Food security has been headlining the news and occupying a central position in academic research for longer than anyone can recall.  Moreover, achieving Global food security has been a long-term ambition for the UNDP and remains at the core of its Sustainable Development Goals (SDGs). Yet,  projections show that the world is not on track to achieve  “Zero Hunger by 2030” and  instead that the nutritional status of the most vulnerable populations may well continue to deteriorate. The persistent inadequacies of global food systems can be attributed to a wide range of factors such as climate change, poverty, and conflict. In this short piece, Division member Reham El-Morally reflects on the ramifications of the Ukraine Crisis on food supply chains worldwide with specific reference to Egypt.

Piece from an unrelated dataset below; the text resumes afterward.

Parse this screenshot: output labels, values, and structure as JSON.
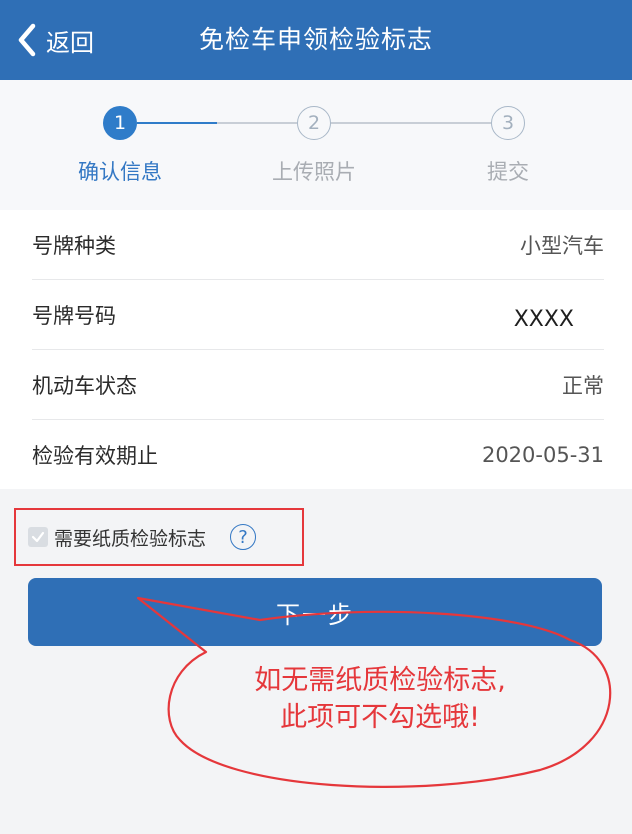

The Russian invasion of the Ukraine poses a major threat to wheat-dependent countries, such as those in the Middle East and northern Africa (MENA) region, which predominantly are classified as Low- and Middle-Income countries (LMICs) by the World Bank. According to the Arab Reform Initiative (2022) these nations consume the greatest wheat per capita, approximately double the world’s average. In these countries wheat is  primarily imported from the Ukraine and Russia. Consequently, the crisis has exacerbated the existing vulnerabilities of the across food systems in the Levant.

Particularly vulnerable is Egypt, where wheat is a mainstay of the local diet and 60% of cereal imports are accounted for by Ukraine and Russia combined.  On the 16th April 2022, Egypt recognized the precarity of its wheat-dependence on the region and approved India as a new supplier, importing approximately one million tonnes from there. Yet would that not be a bandage to a bullet wound? Although arguably justified as a temporary intervention against food shortages, re-orienting Egypt from being reliant on one nation as opposed to another is a short-sighted solution. Indeed, the global wheat market is characterised by rising prices and increasingly restrictive regulations suggesting that single-source import strategies are inherently unsound.

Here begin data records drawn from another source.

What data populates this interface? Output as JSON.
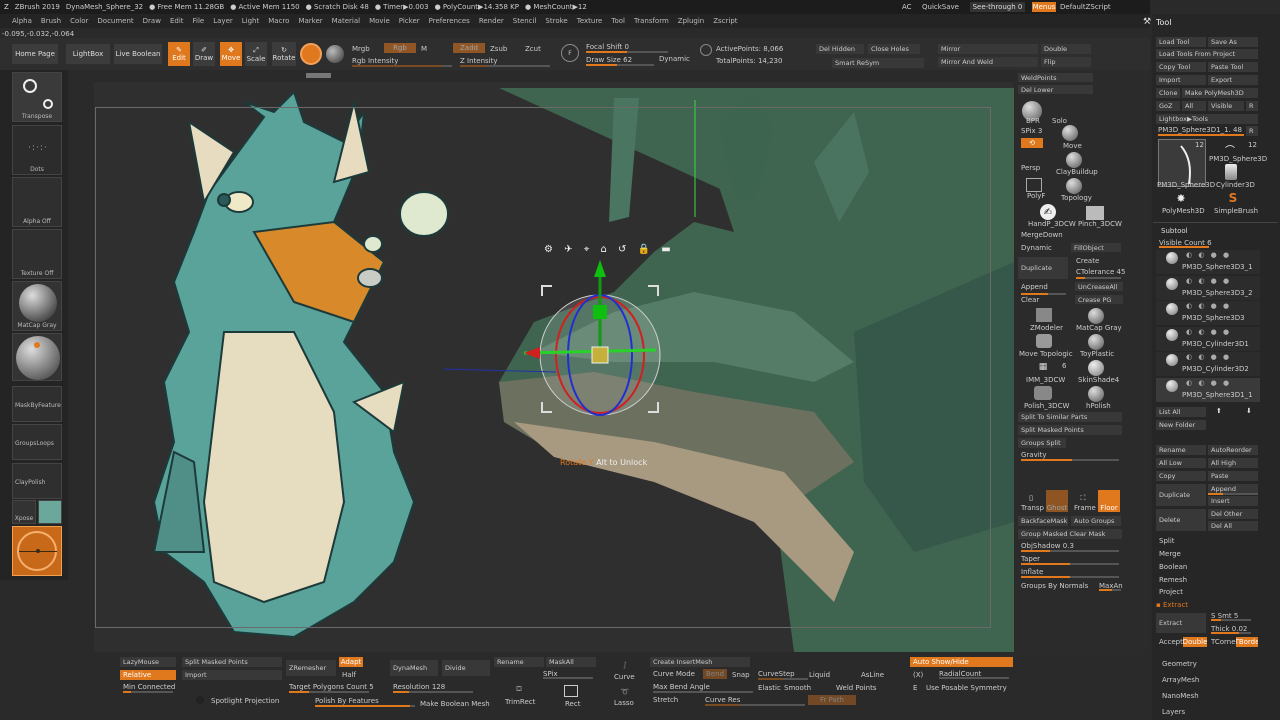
{
  "titlebar": {
    "app": "ZBrush 2019",
    "doc": "DynaMesh_Sphere_32",
    "stats": [
      "● Free Mem 11.28GB",
      "● Active Mem 1150",
      "● Scratch Disk 48",
      "● Timer▶0.003",
      "● PolyCount▶14.358 KP",
      "● MeshCount▶12"
    ],
    "ac": "AC",
    "quicksave": "QuickSave",
    "seethrough": "See-through",
    "seethrough_val": "0",
    "menus_btn": "Menus",
    "script": "DefaultZScript"
  },
  "menubar": [
    "Alpha",
    "Brush",
    "Color",
    "Document",
    "Draw",
    "Edit",
    "File",
    "Layer",
    "Light",
    "Macro",
    "Marker",
    "Material",
    "Movie",
    "Picker",
    "Preferences",
    "Render",
    "Stencil",
    "Stroke",
    "Texture",
    "Tool",
    "Transform",
    "Zplugin",
    "Zscript"
  ],
  "coords": "-0.095,-0.032,-0.064",
  "toolbar": {
    "home": "Home Page",
    "lightbox": "LightBox",
    "liveboolean": "Live Boolean",
    "edit": "Edit",
    "draw": "Draw",
    "move": "Move",
    "scale": "Scale",
    "rotate": "Rotate",
    "mrgb": "Mrgb",
    "rgb": "Rgb",
    "m": "M",
    "zadd": "Zadd",
    "zsub": "Zsub",
    "zcut": "Zcut",
    "rgb_intensity": "Rgb Intensity",
    "z_intensity": "Z Intensity",
    "focal_shift": "Focal Shift",
    "focal_val": "0",
    "draw_size": "Draw Size",
    "draw_val": "62",
    "dynamic": "Dynamic",
    "active_points": "ActivePoints: 8,066",
    "total_points": "TotalPoints: 14,230",
    "del_hidden": "Del Hidden",
    "close_holes": "Close Holes",
    "smart_resym": "Smart ReSym",
    "mirror": "Mirror",
    "mirror_weld": "Mirror And Weld",
    "double": "Double",
    "flip": "Flip"
  },
  "leftshelf": {
    "transpose": "Transpose",
    "dots": "Dots",
    "alpha_off": "Alpha Off",
    "texture_off": "Texture Off",
    "matcap": "MatCap Gray",
    "mask_feature": "MaskByFeature",
    "groups_loops": "GroupsLoops",
    "claypolish": "ClayPolish",
    "xpose": "Xpose"
  },
  "viewport": {
    "hint_key": "Rotate Y",
    "hint_rest": "Alt to Unlock"
  },
  "rightpanel": {
    "weldpoints": "WeldPoints",
    "del_lower": "Del Lower",
    "bpr": "BPR",
    "spix": "SPix",
    "spix_val": "3",
    "solo": "Solo",
    "move": "Move",
    "persp": "Persp",
    "claybuildup": "ClayBuildup",
    "polyf": "PolyF",
    "topology": "Topology",
    "handp": "HandP_3DCW",
    "pinch": "Pinch_3DCW",
    "mergedown": "MergeDown",
    "dynamic": "Dynamic",
    "fillobject": "FillObject",
    "duplicate": "Duplicate",
    "create": "Create",
    "ctolerance": "CTolerance",
    "ctol_val": "45",
    "append": "Append",
    "uncreaseall": "UnCreaseAll",
    "clear": "Clear",
    "crease_pg": "Crease PG",
    "zmodeler": "ZModeler",
    "matcap": "MatCap Gray",
    "move_topo": "Move Topologic",
    "toyplastic": "ToyPlastic",
    "imm": "IMM_3DCW",
    "imm_num": "6",
    "skinshade": "SkinShade4",
    "polish": "Polish_3DCW",
    "hpolish": "hPolish",
    "split_similar": "Split To Similar Parts",
    "split_masked": "Split Masked Points",
    "groups_split": "Groups Split",
    "gravity": "Gravity",
    "transp": "Transp",
    "ghost": "Ghost",
    "frame": "Frame",
    "floor": "Floor",
    "backfacemask": "BackfaceMask",
    "auto_groups": "Auto Groups",
    "group_masked": "Group Masked Clear Mask",
    "objshadow": "ObjShadow",
    "objshadow_val": "0.3",
    "taper": "Taper",
    "inflate": "Inflate",
    "groups_normals": "Groups By Normals",
    "maxan": "MaxAn"
  },
  "toolpanel": {
    "title": "Tool",
    "load_tool": "Load Tool",
    "save_as": "Save As",
    "load_project": "Load Tools From Project",
    "copy_tool": "Copy Tool",
    "paste_tool": "Paste Tool",
    "import": "Import",
    "export": "Export",
    "clone": "Clone",
    "make_polymesh": "Make PolyMesh3D",
    "goz": "GoZ",
    "all": "All",
    "visible": "Visible",
    "r": "R",
    "lightbox_tools": "Lightbox▶Tools",
    "current_tool": "PM3D_Sphere3D1_1.",
    "current_val": "48",
    "thumb_num1": "12",
    "thumb_num2": "12",
    "thumb1": "PM3D_Sphere3D",
    "thumb2": "PM3D_Sphere3D",
    "thumb3": "Cylinder3D",
    "thumb4": "PolyMesh3D",
    "thumb5": "SimpleBrush",
    "subtool": "Subtool",
    "visible_count": "Visible Count",
    "visible_count_val": "6",
    "subtools": [
      "PM3D_Sphere3D3_1",
      "PM3D_Sphere3D3_2",
      "PM3D_Sphere3D3",
      "PM3D_Cylinder3D1",
      "PM3D_Cylinder3D2",
      "PM3D_Sphere3D1_1"
    ],
    "list_all": "List All",
    "new_folder": "New Folder",
    "rename": "Rename",
    "autoreorder": "AutoReorder",
    "all_low": "All Low",
    "all_high": "All High",
    "copy": "Copy",
    "paste": "Paste",
    "duplicate": "Duplicate",
    "append": "Append",
    "insert": "Insert",
    "delete": "Delete",
    "del_other": "Del Other",
    "del_all": "Del All",
    "split": "Split",
    "merge": "Merge",
    "boolean": "Boolean",
    "remesh": "Remesh",
    "project": "Project",
    "extract_hdr": "▪ Extract",
    "extract": "Extract",
    "s_smt": "S Smt",
    "s_smt_val": "5",
    "thick": "Thick",
    "thick_val": "0.02",
    "accept": "Accept",
    "double": "Double",
    "tcorne": "TCorne",
    "tborder": "TBorde",
    "geometry": "Geometry",
    "arraymesh": "ArrayMesh",
    "nanomesh": "NanoMesh",
    "layers": "Layers"
  },
  "bottombar": {
    "lazymouse": "LazyMouse",
    "relative": "Relative",
    "min_connected": "Min Connected",
    "split_masked": "Split Masked Points",
    "import": "Import",
    "spotlight": "Spotlight Projection",
    "zremesher": "ZRemesher",
    "adapt": "Adapt",
    "half": "Half",
    "target_polys": "Target Polygons Count",
    "target_val": "5",
    "polish_features": "Polish By Features",
    "dynamesh": "DynaMesh",
    "divide": "Divide",
    "resolution": "Resolution",
    "res_val": "128",
    "rename": "Rename",
    "maskall": "MaskAll",
    "spix": "SPix",
    "make_boolean": "Make Boolean Mesh",
    "curve": "Curve",
    "lasso": "Lasso",
    "trimrect": "TrimRect",
    "rect": "Rect",
    "create_insert": "Create InsertMesh",
    "curve_mode": "Curve Mode",
    "bend": "Bend",
    "snap": "Snap",
    "curvestep": "CurveStep",
    "liquid": "Liquid",
    "asline": "AsLine",
    "max_bend": "Max Bend Angle",
    "elastic": "Elastic",
    "smooth": "Smooth",
    "weld_points": "Weld Points",
    "stretch": "Stretch",
    "curve_res": "Curve Res",
    "fr_path": "Fr Path",
    "auto_show": "Auto Show/Hide",
    "x": "(X)",
    "radialcount": "RadialCount",
    "e": "E",
    "use_posable": "Use Posable Symmetry"
  }
}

As such, the issue of food security should be approached holistically.  Initially, diversifying food import sources and avoiding over-dependence on a single supplier should be the priority. Additionally, governments should seek to balance staple food imports and exports to reduce the existing gap between demand and supply. Lastly, water resource management and strategies to improve irrigation need to be incorporated into traditional farming systems many countries still rely on. This can be accomplished by establishing more robust outreach programs to better understand the needs of a given population. Modernizing agricultural habits and farming systems does not necessarily need to be an expensive endeavour particularly when  the cost is mitigated by the promise of a more sustainable, stable, and secure future.

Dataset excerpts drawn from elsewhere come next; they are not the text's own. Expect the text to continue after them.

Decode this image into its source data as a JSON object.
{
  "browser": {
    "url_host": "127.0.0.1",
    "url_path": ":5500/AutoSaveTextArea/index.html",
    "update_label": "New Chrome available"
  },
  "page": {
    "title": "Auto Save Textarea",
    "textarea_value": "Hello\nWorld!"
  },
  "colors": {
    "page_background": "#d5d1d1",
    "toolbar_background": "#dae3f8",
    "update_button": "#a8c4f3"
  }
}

In conclusion, the case of Egypt is not unique, and can be applied to various nations across the MENA region and beyond. The intersectionality of the SDGs needs to be recognized especially in terms of how poverty and food insecurity relate to gender disparities. International Organizations and policy makers are still failing to adopt Gender Mainstreaming approaches. Indeed, failure to do so continues to marginalize vulnerable people. Food security is inseparable from gender dynamics particularly in LMIC where women are the primary decision makers for household production and maintenance. It is with great uncertainty that we observe the current Ukraine crisis and with even greater concern over the future of sustainability and human rights globally.